Especial Futebol no Cinema Brasileiro
O Corintiano
Direção: Milton Amaral
Brasil, 1966.
Por Filipe Chamy
O Corintiano é um dos filmes mais famosos estrelados pelo célebre Amácio Mazzaropi. Apesar de os motivos para essa perenidade parecerem ser a simples inclinação do brasileiro a tudo que de uma maneira ou de outra diga respeito ao futebol, a graça do filme (não nos esqueçamos, é uma comédia) não se esgota apenas em seu interesse para os admiradores do esporte número um da nação tupiniquim. O corintiano é um filme que discute a obsessão de uma maneira tão singela que não parece ofensivo aos que de fato fazem do esporte uma religião (com altar e tudo), a exemplo do protagonista do filme, e nem parece mentiroso aos que não compactuam da paixão pela bola e relacionados.
A história, todos sabem, é a pacata vida de um barbeiro do interior (vivido pelo próprio Mazzaropi) que preza o Corinthians acima de tudo, mais até que sua família, seus filhos e sua esposa (interpretada afetuosamente por Lúcia Lambertini, a primeira Emília televisiva).

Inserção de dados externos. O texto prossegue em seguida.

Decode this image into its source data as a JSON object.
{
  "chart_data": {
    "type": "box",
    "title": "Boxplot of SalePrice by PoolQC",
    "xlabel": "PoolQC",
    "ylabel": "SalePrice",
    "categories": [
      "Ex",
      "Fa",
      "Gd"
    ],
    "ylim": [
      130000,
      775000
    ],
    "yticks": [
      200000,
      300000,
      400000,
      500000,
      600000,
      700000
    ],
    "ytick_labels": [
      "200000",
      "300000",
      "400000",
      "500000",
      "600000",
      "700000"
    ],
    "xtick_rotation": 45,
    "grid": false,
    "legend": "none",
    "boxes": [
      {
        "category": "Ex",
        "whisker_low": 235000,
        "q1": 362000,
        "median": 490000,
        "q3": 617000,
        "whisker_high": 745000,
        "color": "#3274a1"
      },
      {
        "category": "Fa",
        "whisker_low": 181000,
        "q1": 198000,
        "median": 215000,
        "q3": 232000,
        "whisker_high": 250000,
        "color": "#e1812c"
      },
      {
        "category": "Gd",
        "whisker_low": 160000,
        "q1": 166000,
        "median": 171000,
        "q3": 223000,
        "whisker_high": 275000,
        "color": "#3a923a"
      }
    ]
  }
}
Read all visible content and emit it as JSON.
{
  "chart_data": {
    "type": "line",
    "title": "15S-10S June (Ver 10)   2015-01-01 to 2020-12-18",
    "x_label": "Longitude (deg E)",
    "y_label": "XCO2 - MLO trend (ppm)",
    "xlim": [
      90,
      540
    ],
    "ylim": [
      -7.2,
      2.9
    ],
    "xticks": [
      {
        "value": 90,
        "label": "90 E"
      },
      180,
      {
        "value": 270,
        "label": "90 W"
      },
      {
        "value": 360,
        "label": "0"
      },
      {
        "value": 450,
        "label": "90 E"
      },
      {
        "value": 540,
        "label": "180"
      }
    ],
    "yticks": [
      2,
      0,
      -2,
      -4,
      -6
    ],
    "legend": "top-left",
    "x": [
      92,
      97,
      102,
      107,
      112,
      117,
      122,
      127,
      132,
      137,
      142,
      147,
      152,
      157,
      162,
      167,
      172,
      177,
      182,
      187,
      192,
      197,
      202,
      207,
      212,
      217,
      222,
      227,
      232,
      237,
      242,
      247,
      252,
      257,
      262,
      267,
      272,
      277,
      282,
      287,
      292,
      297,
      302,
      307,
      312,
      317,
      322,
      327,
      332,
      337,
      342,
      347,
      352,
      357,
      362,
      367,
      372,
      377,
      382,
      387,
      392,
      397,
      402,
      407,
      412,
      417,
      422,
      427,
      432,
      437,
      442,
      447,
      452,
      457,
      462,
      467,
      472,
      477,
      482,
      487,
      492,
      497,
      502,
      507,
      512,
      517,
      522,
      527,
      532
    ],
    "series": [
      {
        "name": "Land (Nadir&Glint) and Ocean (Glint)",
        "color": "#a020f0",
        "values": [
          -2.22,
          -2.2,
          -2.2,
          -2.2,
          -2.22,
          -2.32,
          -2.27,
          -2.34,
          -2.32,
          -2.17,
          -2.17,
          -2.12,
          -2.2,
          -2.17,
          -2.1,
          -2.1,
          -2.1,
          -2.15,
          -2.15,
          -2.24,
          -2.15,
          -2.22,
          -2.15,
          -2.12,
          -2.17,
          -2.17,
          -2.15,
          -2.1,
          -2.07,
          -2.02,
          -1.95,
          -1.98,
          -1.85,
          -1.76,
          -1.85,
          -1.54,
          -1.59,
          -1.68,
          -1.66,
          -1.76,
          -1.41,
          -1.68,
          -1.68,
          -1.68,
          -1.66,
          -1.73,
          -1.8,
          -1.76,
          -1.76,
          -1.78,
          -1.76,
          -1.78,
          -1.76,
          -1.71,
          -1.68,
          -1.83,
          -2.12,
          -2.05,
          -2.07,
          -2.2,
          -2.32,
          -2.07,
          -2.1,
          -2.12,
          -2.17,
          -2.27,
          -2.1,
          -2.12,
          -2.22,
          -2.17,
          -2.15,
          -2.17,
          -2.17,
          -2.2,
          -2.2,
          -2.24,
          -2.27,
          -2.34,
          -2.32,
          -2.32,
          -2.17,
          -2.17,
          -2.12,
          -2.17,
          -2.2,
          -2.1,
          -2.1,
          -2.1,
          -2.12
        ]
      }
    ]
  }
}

A cotidiana vida desse cidadão tem temperos de desenho animado, ou talvez de uma história em quadrinhos, como os clássicos embates entre o Pato Donald e seu vizinho Silva — isso porque o barbeiro tem o azar de morar ao lado de um palmeirense fanático, pior dos crimes e pecados! A rixa sai do campo e é exteriorizada direta ou indiretamente em todos os campos de suas existências. Por exemplo, o palmeirense tem um filho que quer se profissionalizar como jogador de futebol, e o filho do barbeiro quer ser médico — Palmeiras 1 x 0 Corinthians —; mas o filho do palmeirense não quer saber de entrar para o Palmeiras, por ele qualquer time está ótimo, para enorme desgosto do pai — Palmeiras 1 X Corinthians 1. Outro exemplo: após uma conturbada partida entre os dois famosos clubes, o Corinthians perde — Palmeiras 2 x 1 Corinthians —, só que o esperto Mazzaropi compra todos os jornais do vilarejo para que a lembrança da derrota de seu time não seja divulgada ou perpetuada — Palmeiras 2 x 2 Corinthians.
Nessas pequenas disputas, os homens do pequeno município vão vivendo e convivendo. E entre os personagens as vidas se desenvolvem, plenas ou não, com tudo a que se tem direito: problemas, alegrias, conquistas, a necessidade de se conformar a tudo, um grito de revolta que só pode ser expressado pelo futebol, porque, na vida, o jogo dessas pessoas humildes está sempre perdido, nunca há prorrogação. Então não parece absurdo constatar como o barbeiro gerencia seu negócio com certa displicência — ele não cobra o corte de quem apresenta a carteira de membro ou sócio do Corinthians, por exemplo —, rejeita carinho dos filhos — pois eles querem seguir carreiras “erradas” —, ignora a mulher — que não entende seu apego ao clube paulista —, etc. Essa é a maneira de o sujeito esquecer os reveses de sua insignificante existência, pois nos gramados a sorte é lançada de acordo com a força dos times, e lá qualquer um pode sagrar-se vendedor, seja pobre, feio, analfabeto, ignorante ou o que seja. Só o futebol é justo, só lá é possível viver.
Por apresentar todas essas questões sem parecer ofensivo e nem sem perder o “espírito de porco” que caracteriza esse tipo de escracho na comédia, O corintiano resistiu ao tempo e ainda hoje, apesar do conservadorismo da direção de Milton Amaral, do som pobre e da precariedade da produção, continua fazendo rir com sua caricatura algo antropológica desse tipo tão comum no Brasil, que prefere acampar na frente do estádio para conseguir bons ingressos tão logo abram as bilheterias na final do campeonato do que fazer um programa em família (pois sua família são os colegas de arquibancada e sofrimento), esse homem que, assim como o barbeiro que Mazzaropi faz no filme, diria, ao ser incentivado a deixar seu filho estudar e virar doutor: “Melhor um pé na bola que uma cabeça na escola”.